Posted On : 2012-12-24 10:46:17( TIMEZONE : IST )

Power Grid - Superior Execution to Drive Growth; Maintain "BUY" - Karvy

Power Grid Corporation of India (PGCIL) is significantly getting benefitted under the new management with better performance over last few quarters due to improvement in commissioning of projects. We continue to like PGCIL due to its regulated return business model and improved projects executions and earnings growth. The Company is also insulated from issues facing by the generation utilities like fuel availability, and weak financials of the SEBs.

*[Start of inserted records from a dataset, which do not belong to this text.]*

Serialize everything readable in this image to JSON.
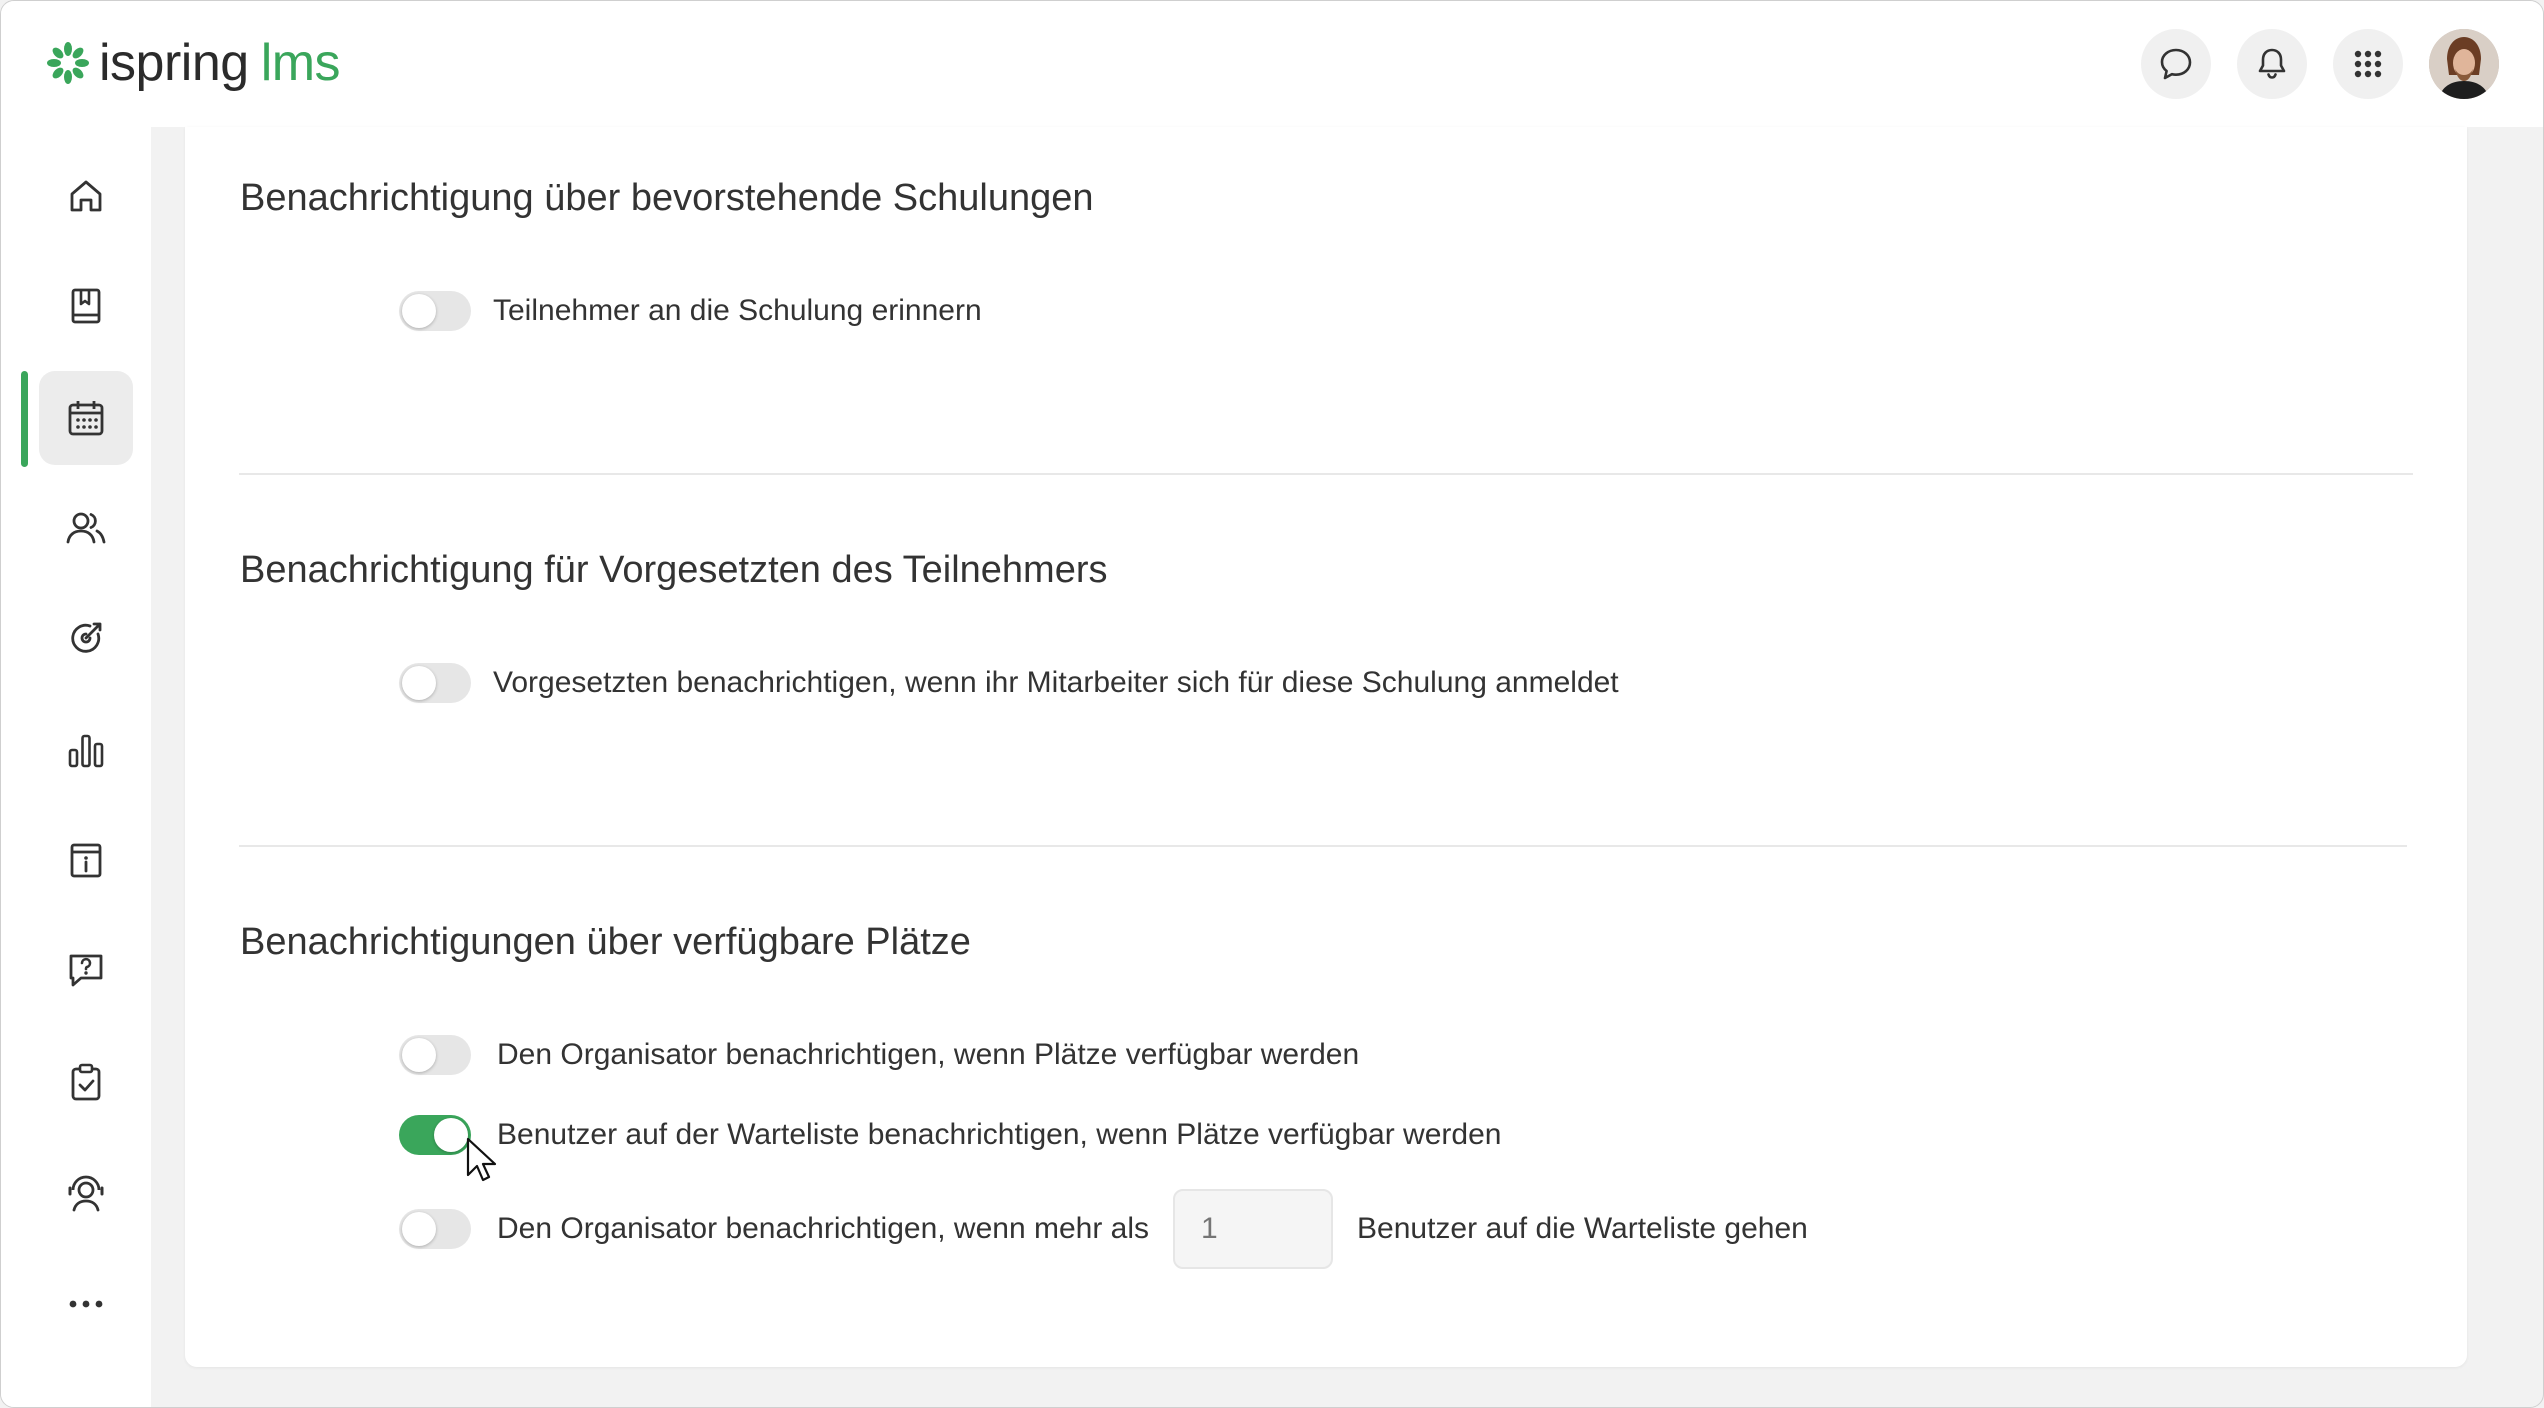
{
  "app": {
    "logo_word1": "ispring",
    "logo_word2": "lms",
    "brand_color": "#3aa65b"
  },
  "header": {
    "icons": [
      "chat-bubble-icon",
      "bell-icon",
      "apps-grid-icon"
    ],
    "avatar": "user-avatar"
  },
  "sidebar": {
    "items": [
      {
        "icon": "home-icon",
        "active": false
      },
      {
        "icon": "book-icon",
        "active": false
      },
      {
        "icon": "calendar-icon",
        "active": true
      },
      {
        "icon": "users-icon",
        "active": false
      },
      {
        "icon": "target-icon",
        "active": false
      },
      {
        "icon": "bar-chart-icon",
        "active": false
      },
      {
        "icon": "info-calendar-icon",
        "active": false
      },
      {
        "icon": "question-chat-icon",
        "active": false
      },
      {
        "icon": "clipboard-check-icon",
        "active": false
      },
      {
        "icon": "user-support-icon",
        "active": false
      },
      {
        "icon": "more-icon",
        "active": false
      }
    ]
  },
  "sections": [
    {
      "title": "Benachrichtigung über bevorstehende Schulungen",
      "options": [
        {
          "label": "Teilnehmer an die Schulung erinnern",
          "enabled": false
        }
      ]
    },
    {
      "title": "Benachrichtigung für Vorgesetzten des Teilnehmers",
      "options": [
        {
          "label": "Vorgesetzten benachrichtigen, wenn ihr Mitarbeiter sich für diese Schulung anmeldet",
          "enabled": false
        }
      ]
    },
    {
      "title": "Benachrichtigungen über verfügbare Plätze",
      "options": [
        {
          "label": "Den Organisator benachrichtigen, wenn Plätze verfügbar werden",
          "enabled": false
        },
        {
          "label": "Benutzer auf der Warteliste benachrichtigen, wenn Plätze verfügbar werden",
          "enabled": true
        },
        {
          "label_before": "Den Organisator benachrichtigen, wenn mehr als",
          "input_placeholder": "1",
          "label_after": "Benutzer auf die Warteliste gehen",
          "enabled": false
        }
      ]
    }
  ]
}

Higher Capex to Boost Growth: PGCIL has currently operating 23,800MW transmissions capacity, and we expect that large capacity addition in generation in FY12-15E, which could improve projects execution in FY13-14E, when capitalization is seen at Rs. 132-165 bn vs. Rs. 28.8 bn and Rs. 75.5 bn in FY10 & FY11, respectively. We expect the regulated asset base to grow to Rs. 372 bn in FY17E due to generation capacity addition and system strengthening.

Expect 20% Earnings CAGR over FY12-15E: Management guidance for US$20 bn capex over the next five years looks reasonable, as transmission continues to be one of the biggest bottlenecks, and thus the regulatory scenario looks supportive. Based on our projects-wise analysis, we believe that PGCIL's transmission capex is on track, while most of the capex will go into assets creation and regulated equity over next few years.

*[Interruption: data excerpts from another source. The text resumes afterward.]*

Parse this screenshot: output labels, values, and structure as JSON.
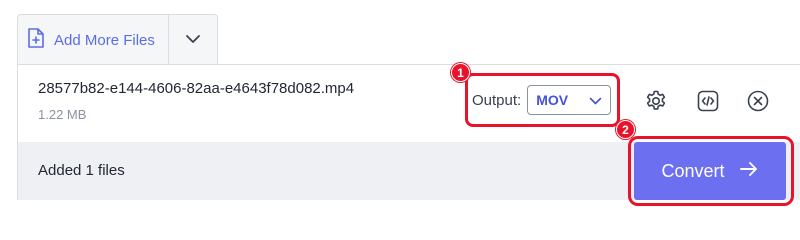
{
  "toolbar": {
    "add_more_label": "Add More Files",
    "add_icon": "file-plus-icon",
    "dropdown_icon": "chevron-down-icon"
  },
  "file": {
    "name": "28577b82-e144-4606-82aa-e4643f78d082.mp4",
    "size": "1.22 MB"
  },
  "output": {
    "label": "Output:",
    "selected": "MOV",
    "dropdown_icon": "chevron-down-icon"
  },
  "row_actions": {
    "settings_icon": "gear-icon",
    "embed_icon": "code-icon",
    "remove_icon": "close-circle-icon"
  },
  "footer": {
    "status": "Added 1 files",
    "convert_label": "Convert",
    "convert_icon": "arrow-right-icon"
  },
  "annotations": {
    "badge_1": "1",
    "badge_2": "2"
  },
  "colors": {
    "accent": "#6b6ff0",
    "link": "#5b6ce8",
    "highlight": "#e8132b"
  }
}
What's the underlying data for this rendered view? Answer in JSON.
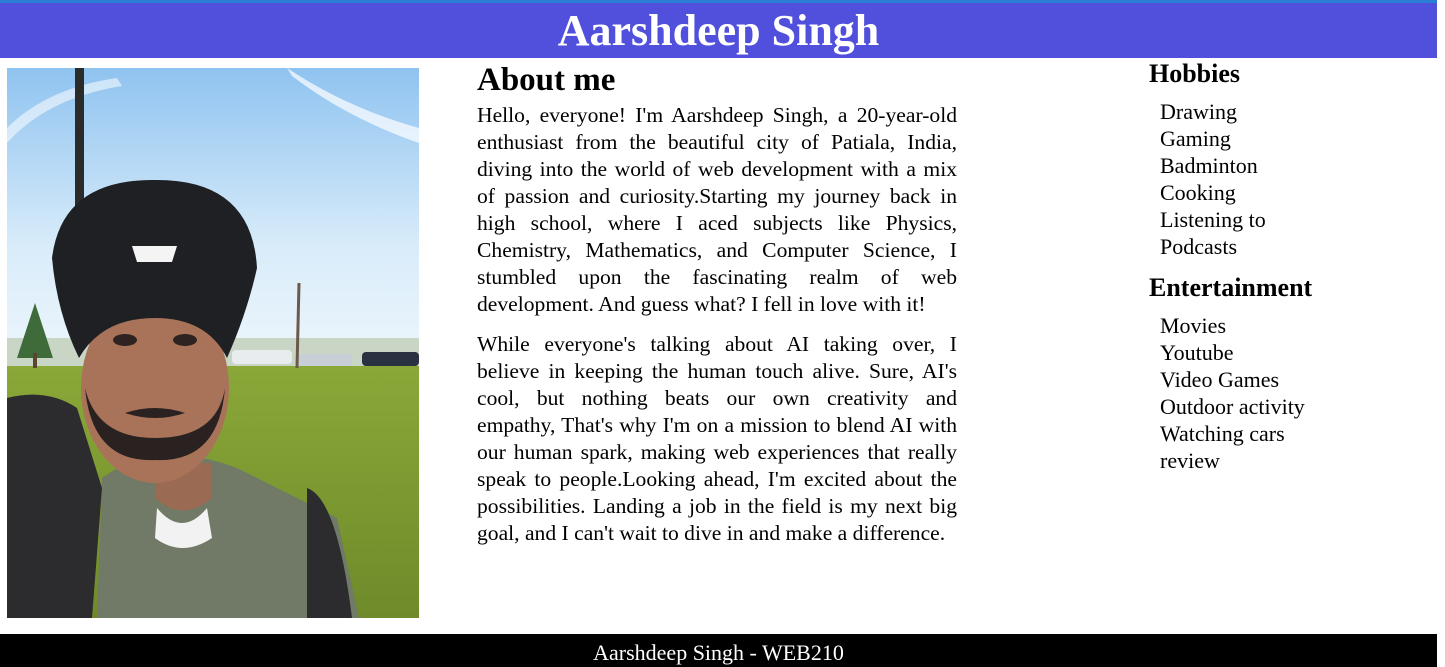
{
  "header": {
    "title": "Aarshdeep Singh"
  },
  "photo": {
    "subject": "selfie-portrait"
  },
  "about": {
    "heading": "About me",
    "paragraphs": [
      "Hello, everyone! I'm Aarshdeep Singh, a 20-year-old enthusiast from the beautiful city of Patiala, India, diving into the world of web development with a mix of passion and curiosity.Starting my journey back in high school, where I aced subjects like Physics, Chemistry, Mathematics, and Computer Science, I stumbled upon the fascinating realm of web development. And guess what? I fell in love with it!",
      "While everyone's talking about AI taking over, I believe in keeping the human touch alive. Sure, AI's cool, but nothing beats our own creativity and empathy, That's why I'm on a mission to blend AI with our human spark, making web experiences that really speak to people.Looking ahead, I'm excited about the possibilities. Landing a job in the field is my next big goal, and I can't wait to dive in and make a difference."
    ]
  },
  "hobbies": {
    "heading": "Hobbies",
    "items": [
      "Drawing",
      "Gaming",
      "Badminton",
      "Cooking",
      "Listening to Podcasts"
    ]
  },
  "entertainment": {
    "heading": "Entertainment",
    "items": [
      "Movies",
      "Youtube",
      "Video Games",
      "Outdoor activity",
      "Watching cars review"
    ]
  },
  "footer": {
    "text": "Aarshdeep Singh - WEB210"
  },
  "colors": {
    "header_bg": "#5150dc",
    "footer_bg": "#000000",
    "header_text": "#ffffff"
  }
}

Low-risk Business Model - Core RoE at 17.5-18% till FY17E: From FY10 onwards, PGCIL earns an assured post-tax RoE of 15.5% on equity invested in its capitalized transmission projects along with network availability-linked and early commissioning-linked incentives. We expect core RoE for PGCIL to remain at 17.5-18% till FY17E., and EPS CAGR growth of 19% during FY11-14E.

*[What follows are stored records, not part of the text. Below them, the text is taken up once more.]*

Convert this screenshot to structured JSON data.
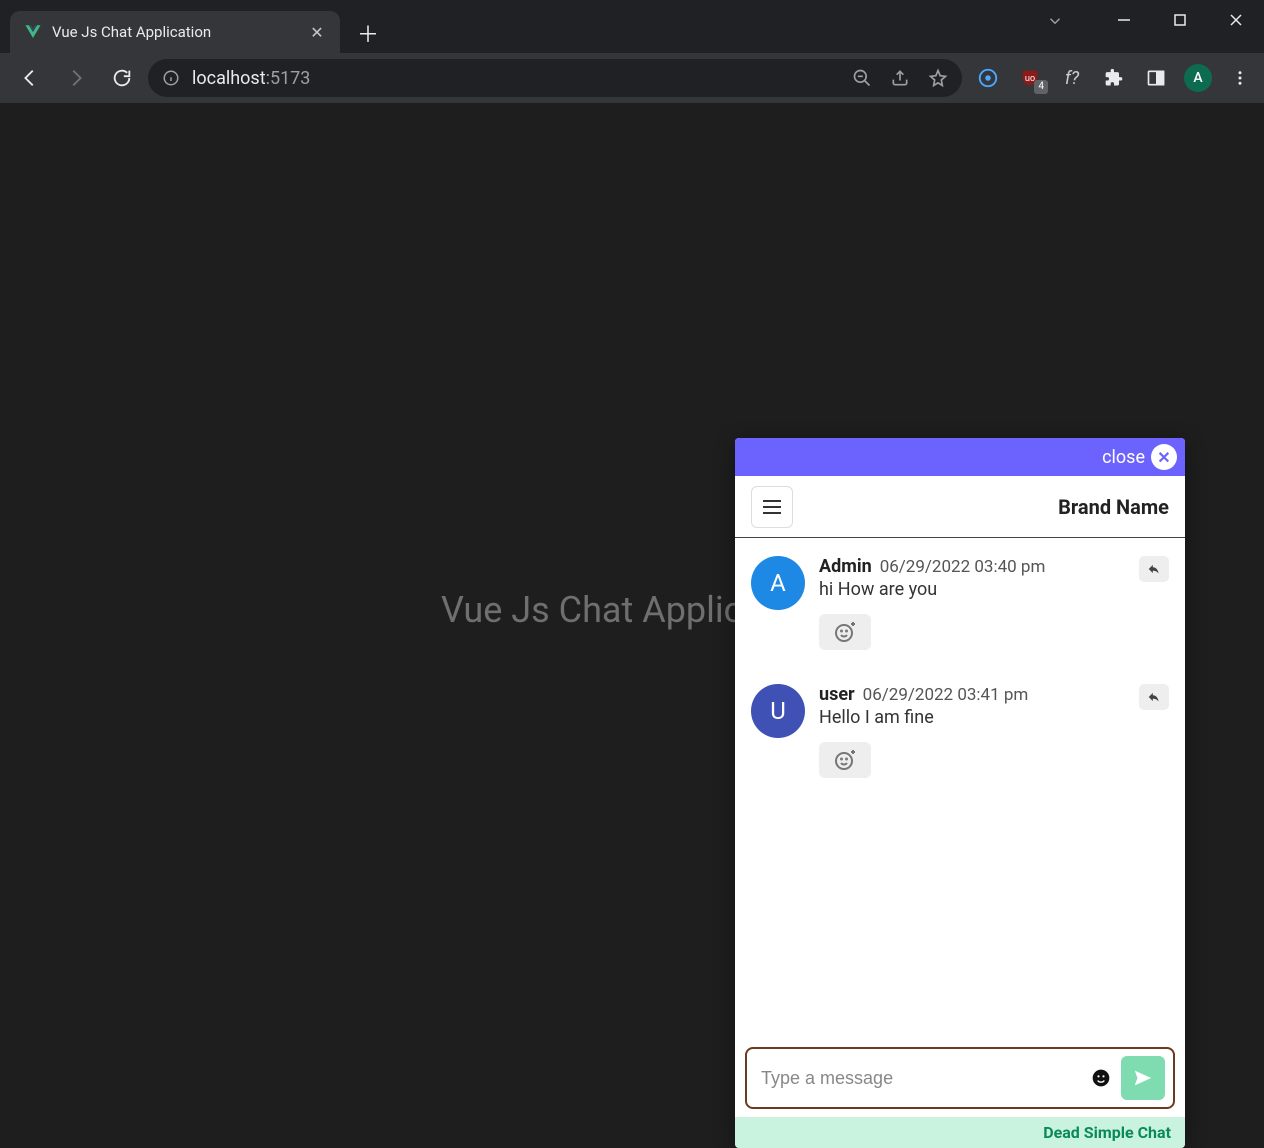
{
  "browser": {
    "tab_title": "Vue Js Chat Application",
    "url_host": "localhost",
    "url_rest": ":5173",
    "avatar_initial": "A",
    "ext_badge": "4"
  },
  "page": {
    "heading": "Vue Js Chat Application"
  },
  "chat": {
    "close_label": "close",
    "brand": "Brand Name",
    "input_placeholder": "Type a message",
    "footer": "Dead Simple Chat",
    "messages": [
      {
        "sender": "Admin",
        "timestamp": "06/29/2022 03:40 pm",
        "text": "hi How are you",
        "avatar_initial": "A",
        "avatar_color": "#1e88e5"
      },
      {
        "sender": "user",
        "timestamp": "06/29/2022 03:41 pm",
        "text": "Hello I am fine",
        "avatar_initial": "U",
        "avatar_color": "#3f51b5"
      }
    ]
  }
}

Strong Growth in Other Business Verticals: Based on Short-Term Open Access (STOA) capacity projections of 18GW by FY15E, we expect PGCIL's volume under STOA likely to rise to 100 bn units resulting in revenues to the tune of Rs. 4 bn in FY15E. We expect that PGCIL's consultancy biz will grow to Rs. 4.4 bn in FY15E from Rs. 2.9 bn in FY11.

Key Downside Risks:

- Lower than expected capitalisation,
- Further delay of generation projects.

Outlook & Valuation

At the CMP, the scrip trades at 1.8x FY13E and 1.6x FY14E P/BV, respectively and 13.8x P/E of FY13E and 11.3x FY14E, which we believe is at 28% & 36% discount to its historical average (FY07-11) P/B multiple. We use DCF methodology to value PGCIL, given the stable cash profile of its regulated business. We discount each cash-flow assuming a CoE of 15% to arrive at a fair value of Rs. 134 per share.